You will see young and old, men and women, rich and poor, and even car owners biking. These are not just short rides. To put things into numbers, that is how it works in reality is: on average, a Dutchman rides each year 300 bike rides for about 878 miles. A quarter of all trips and one-third of all trips is up to 7.5 kilometers. This makes more than 4.5 billion annual bike rides and make 15 billion kilometers. And there are around 35.000 kilometers of cycle paths in the country.
What you perhaps don’t know is that there is a black market for stolen bikes. The last estimate made by the CBS Central Bureau of Statistics for the annual theft rate is this: in 2008 – 858,000 which increased by 4.5% in 2009 to 897,000. And that is why we use old and rusted bikes, and spend more money with bike-locks than the bike itself.
I gave you all these statistics to tell a story.
On one occasion I cycled together with my husband and daughter to meet Brazilian friends at the Central Station in Amsterdam. I recollect their age being around 70. They travelled with their granddaughter.
Later in that evening, when we met again for dinner, the granddaughter told me a very funny story.
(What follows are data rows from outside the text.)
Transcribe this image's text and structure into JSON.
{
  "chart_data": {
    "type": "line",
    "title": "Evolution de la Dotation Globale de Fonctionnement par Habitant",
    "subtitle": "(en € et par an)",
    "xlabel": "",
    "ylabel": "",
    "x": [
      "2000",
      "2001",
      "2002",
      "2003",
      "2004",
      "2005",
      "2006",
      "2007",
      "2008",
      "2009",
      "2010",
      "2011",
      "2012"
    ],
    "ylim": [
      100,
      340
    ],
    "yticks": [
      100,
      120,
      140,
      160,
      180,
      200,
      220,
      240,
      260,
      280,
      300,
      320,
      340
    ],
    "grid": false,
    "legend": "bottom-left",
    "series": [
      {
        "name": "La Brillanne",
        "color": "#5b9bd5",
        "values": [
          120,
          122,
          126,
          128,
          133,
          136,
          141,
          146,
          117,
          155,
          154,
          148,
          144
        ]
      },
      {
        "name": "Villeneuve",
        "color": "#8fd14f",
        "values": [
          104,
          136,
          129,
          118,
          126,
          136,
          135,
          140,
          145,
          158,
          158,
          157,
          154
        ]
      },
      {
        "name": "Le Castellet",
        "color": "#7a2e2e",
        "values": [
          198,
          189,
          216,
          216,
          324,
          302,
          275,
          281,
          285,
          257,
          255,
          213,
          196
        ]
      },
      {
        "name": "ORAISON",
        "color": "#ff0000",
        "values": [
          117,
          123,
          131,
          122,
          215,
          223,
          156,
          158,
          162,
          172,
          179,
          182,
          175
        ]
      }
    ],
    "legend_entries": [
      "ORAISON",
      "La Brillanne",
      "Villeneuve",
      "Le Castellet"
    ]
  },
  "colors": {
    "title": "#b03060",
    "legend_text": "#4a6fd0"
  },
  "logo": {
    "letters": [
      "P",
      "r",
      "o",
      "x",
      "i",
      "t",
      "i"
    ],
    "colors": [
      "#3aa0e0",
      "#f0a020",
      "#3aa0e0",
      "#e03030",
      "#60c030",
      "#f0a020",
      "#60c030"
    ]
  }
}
Granddad had been in shock to see us riding bikes in such poor state. He asked her if we were having financial difficulties!
If you also don’t know, besides being not a small and flat country like the Netherlands, Brazil is a country of real social discrepancy. Those who cannot afford a car, use old and rusted bikes, as perhaps the only means of transportation.
Until today when we meet them, we have a big laugh remembering that day.